McDowell R S, Elias K A, Stanley M S, Burdick D J, Burnier J P, Chan K S, Fairbrother W J, Hammonds R G, Ingle G S, Jacobsen N E, Mortensen D L, Rawson T E, Won W B, Clark R G, Somers T C
Department of Bioorganic Chemistry, Genentech, Inc., South San Francisco, CA 94080, USA.
Proc Natl Acad Sci U S A. 1995 Nov 21;92(24):11165-9. doi: 10.1073/pnas.92.24.11165.

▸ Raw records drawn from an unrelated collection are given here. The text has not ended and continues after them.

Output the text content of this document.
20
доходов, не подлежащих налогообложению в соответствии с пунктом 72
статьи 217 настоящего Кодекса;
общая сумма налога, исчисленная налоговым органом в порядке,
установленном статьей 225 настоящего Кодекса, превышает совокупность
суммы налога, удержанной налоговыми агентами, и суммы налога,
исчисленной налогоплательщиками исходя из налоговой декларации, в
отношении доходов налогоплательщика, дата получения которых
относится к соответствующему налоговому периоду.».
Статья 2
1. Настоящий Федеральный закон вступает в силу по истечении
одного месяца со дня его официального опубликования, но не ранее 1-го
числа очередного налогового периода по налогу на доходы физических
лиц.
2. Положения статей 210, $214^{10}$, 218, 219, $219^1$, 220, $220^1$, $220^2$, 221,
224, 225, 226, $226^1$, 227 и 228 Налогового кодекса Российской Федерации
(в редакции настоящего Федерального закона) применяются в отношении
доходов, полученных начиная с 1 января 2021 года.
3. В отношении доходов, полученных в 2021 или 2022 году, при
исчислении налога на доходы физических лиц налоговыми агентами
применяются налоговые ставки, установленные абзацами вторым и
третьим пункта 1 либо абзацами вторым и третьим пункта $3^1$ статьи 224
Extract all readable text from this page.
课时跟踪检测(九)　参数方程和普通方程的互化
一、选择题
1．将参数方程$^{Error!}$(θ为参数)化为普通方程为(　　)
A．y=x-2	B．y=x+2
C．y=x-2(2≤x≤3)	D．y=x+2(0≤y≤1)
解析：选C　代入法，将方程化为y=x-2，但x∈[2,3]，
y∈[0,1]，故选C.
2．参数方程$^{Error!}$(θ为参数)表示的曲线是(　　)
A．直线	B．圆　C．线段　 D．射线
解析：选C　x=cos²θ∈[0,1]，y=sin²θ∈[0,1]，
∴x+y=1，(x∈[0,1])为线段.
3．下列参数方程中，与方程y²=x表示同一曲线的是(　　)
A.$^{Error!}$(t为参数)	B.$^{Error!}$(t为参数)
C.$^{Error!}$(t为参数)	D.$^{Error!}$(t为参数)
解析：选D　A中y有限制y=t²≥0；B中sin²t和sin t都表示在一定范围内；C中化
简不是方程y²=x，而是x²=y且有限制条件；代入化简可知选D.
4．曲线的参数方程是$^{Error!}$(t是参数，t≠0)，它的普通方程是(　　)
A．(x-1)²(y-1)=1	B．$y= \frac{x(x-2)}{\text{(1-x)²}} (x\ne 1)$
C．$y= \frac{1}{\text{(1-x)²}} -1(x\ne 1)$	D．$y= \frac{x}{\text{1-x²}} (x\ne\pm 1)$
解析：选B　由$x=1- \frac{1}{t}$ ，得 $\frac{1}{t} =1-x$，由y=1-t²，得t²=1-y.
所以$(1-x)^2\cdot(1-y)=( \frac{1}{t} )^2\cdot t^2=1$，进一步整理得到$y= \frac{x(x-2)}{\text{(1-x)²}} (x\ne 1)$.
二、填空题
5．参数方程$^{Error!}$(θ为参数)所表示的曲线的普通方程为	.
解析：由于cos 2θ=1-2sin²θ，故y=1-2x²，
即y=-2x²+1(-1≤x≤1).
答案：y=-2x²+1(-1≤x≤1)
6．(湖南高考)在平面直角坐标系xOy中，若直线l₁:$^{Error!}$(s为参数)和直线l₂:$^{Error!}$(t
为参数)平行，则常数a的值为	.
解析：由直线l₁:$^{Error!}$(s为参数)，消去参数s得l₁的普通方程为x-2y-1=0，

Another class of growth hormone (GH) secretagogues has been discovered by altering the backbone structure of a flexible linear GH-releasing peptide (GHRP). In vitro and in vivo characterization confirms these GH secretagogues as the most potent and smallest (M(r) < 500) reported. Anabolic efficacy is demonstrated in rodents with intermittent delivery. A convergent model of the bioactive conformation of GHRPs is developed and is supported by the NMR structure of a highly potent cyclic analog of GHRP-2. The model and functional data provide a logical framework for the further design of low-molecular weight secretagogues and illustrate the utility of an interdisciplinary approach to elucidating potential bound-state conformations of flexible peptide ligands.
通过改变柔性线性生长激素释放肽(GHRP)的主链结构,发现了另一类生长激素(GH)促分泌剂。体外和体内特性证实这些GH促分泌剂是已报道的最有效且最小(相对分子质量<500)的。在啮齿动物中通过间歇性给药证明了其合成代谢功效。构建了GHRP生物活性构象的收敛模型,该模型得到了GHRP-2高效环类似物的NMR结构的支持。该模型和功能数据为进一步设计低分子量促分泌剂提供了逻辑框架,并说明了跨学科方法在阐明柔性肽配体潜在结合态构象方面的实用性。